All my love and regards,
Derbyshire has provided us many delights. On our journey North we visited Blenheim, a very large house, richly furnished with extensive gardens. In Derbyshire we have visited Chatsworth which rivals Blenheim in every respect. Tomorrow we will visit Pemberley as we are assured that the family is away from home.
Aunt and Uncle Gardiner and I wish you were with us.
My Dear Miss Sneed,
I am very sorry you were unable to join us during our travels. However, I believe you were wise to remain home. I myself do not know why anyone would want to leave the comfort of their hearth and family (and I know my dear wife's father heartily agrees with me).
I hope you are in good health and look forward to seeing you on our next visit to Highbury.
I hope you received my hyacinths? Having a wonderful time in Bath, will tell you all about the latest fashions in muslins when I get back.
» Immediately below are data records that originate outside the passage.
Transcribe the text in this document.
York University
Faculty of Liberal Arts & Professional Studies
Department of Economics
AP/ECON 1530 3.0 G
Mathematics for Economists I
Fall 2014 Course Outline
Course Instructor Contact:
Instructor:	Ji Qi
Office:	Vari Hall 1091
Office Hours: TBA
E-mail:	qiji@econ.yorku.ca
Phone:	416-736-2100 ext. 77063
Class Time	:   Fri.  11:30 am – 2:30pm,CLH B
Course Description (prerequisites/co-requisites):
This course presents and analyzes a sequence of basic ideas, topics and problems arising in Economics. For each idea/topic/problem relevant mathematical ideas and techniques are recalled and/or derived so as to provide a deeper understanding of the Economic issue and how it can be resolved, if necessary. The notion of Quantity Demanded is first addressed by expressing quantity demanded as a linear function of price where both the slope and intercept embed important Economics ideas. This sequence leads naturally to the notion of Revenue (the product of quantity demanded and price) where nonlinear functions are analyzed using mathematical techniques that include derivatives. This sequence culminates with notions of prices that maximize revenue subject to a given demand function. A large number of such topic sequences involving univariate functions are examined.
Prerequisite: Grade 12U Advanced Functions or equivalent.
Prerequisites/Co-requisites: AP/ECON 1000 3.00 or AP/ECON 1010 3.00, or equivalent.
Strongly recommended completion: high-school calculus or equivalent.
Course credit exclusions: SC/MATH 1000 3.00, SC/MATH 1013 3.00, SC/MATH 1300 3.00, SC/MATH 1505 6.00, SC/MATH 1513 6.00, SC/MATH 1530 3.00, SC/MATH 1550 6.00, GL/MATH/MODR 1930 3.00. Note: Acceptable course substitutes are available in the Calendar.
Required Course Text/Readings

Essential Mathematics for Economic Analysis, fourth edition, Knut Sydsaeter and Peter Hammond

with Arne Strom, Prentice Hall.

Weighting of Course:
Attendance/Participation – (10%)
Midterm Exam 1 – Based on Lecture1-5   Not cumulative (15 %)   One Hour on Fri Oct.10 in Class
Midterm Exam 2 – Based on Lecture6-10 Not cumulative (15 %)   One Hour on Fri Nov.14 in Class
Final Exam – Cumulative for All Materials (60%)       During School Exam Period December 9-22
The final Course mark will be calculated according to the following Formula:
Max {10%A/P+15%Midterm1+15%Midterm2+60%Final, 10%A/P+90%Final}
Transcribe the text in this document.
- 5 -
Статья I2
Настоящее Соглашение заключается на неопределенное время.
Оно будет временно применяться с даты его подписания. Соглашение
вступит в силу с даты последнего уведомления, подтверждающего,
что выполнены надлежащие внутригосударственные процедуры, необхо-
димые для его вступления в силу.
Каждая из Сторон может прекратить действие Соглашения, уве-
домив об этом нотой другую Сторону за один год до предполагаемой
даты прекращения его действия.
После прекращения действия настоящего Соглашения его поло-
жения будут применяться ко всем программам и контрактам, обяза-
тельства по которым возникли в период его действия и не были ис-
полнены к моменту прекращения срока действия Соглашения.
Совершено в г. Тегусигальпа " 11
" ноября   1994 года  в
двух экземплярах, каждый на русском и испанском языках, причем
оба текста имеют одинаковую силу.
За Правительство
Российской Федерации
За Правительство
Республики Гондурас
Have been out all d-- day in my racing carriage, but it is just not speedy enough for my taste. I've taken Isabella and her new friend along- it was a great d-- laugh to see the whites of Miss Catherine's eyes! Would write more but I'm checking out a carriage I might acquire for 40 guineas let me know when you're next in town and we'll see if you're made of sterner stuff than Miss Morland!
Having a great time in Portsmouth, or I was until Henry Crawford arrived here unexpectedly. We had a nice walk along the sea front, but really do not like that man! If I am lucky he will be press-ganged onto one of the warships and never be seen again. Do you know if they press-gang women? Then I could point them at Mary Crawford.
Wish you were here.
My Dear Miss Cheryl,
As a clergyman I feel it my duty to send my sincerest condolences on your unfortunate indisposition. Lady Catherine de Bourgh herself condescended to say, this very morning, that our party was seriously lacking that serenity and calm that only your presence can bestow. You will be relieved to hear that the staircases in the houses we have been fortunate to visit have all been of a magnificence and splendour appropriate to our wonderful party.
With sincerest good wishes,
I must admit that I admire you…that I greatly esteem you…that I like you…and not just because you can play the forte piano in the key of "F".
I wish you had been with us on the coach ride to Cleveland, when Charlotte Palmer didn't draw breath once.
Colonel Brandon will send you music soon.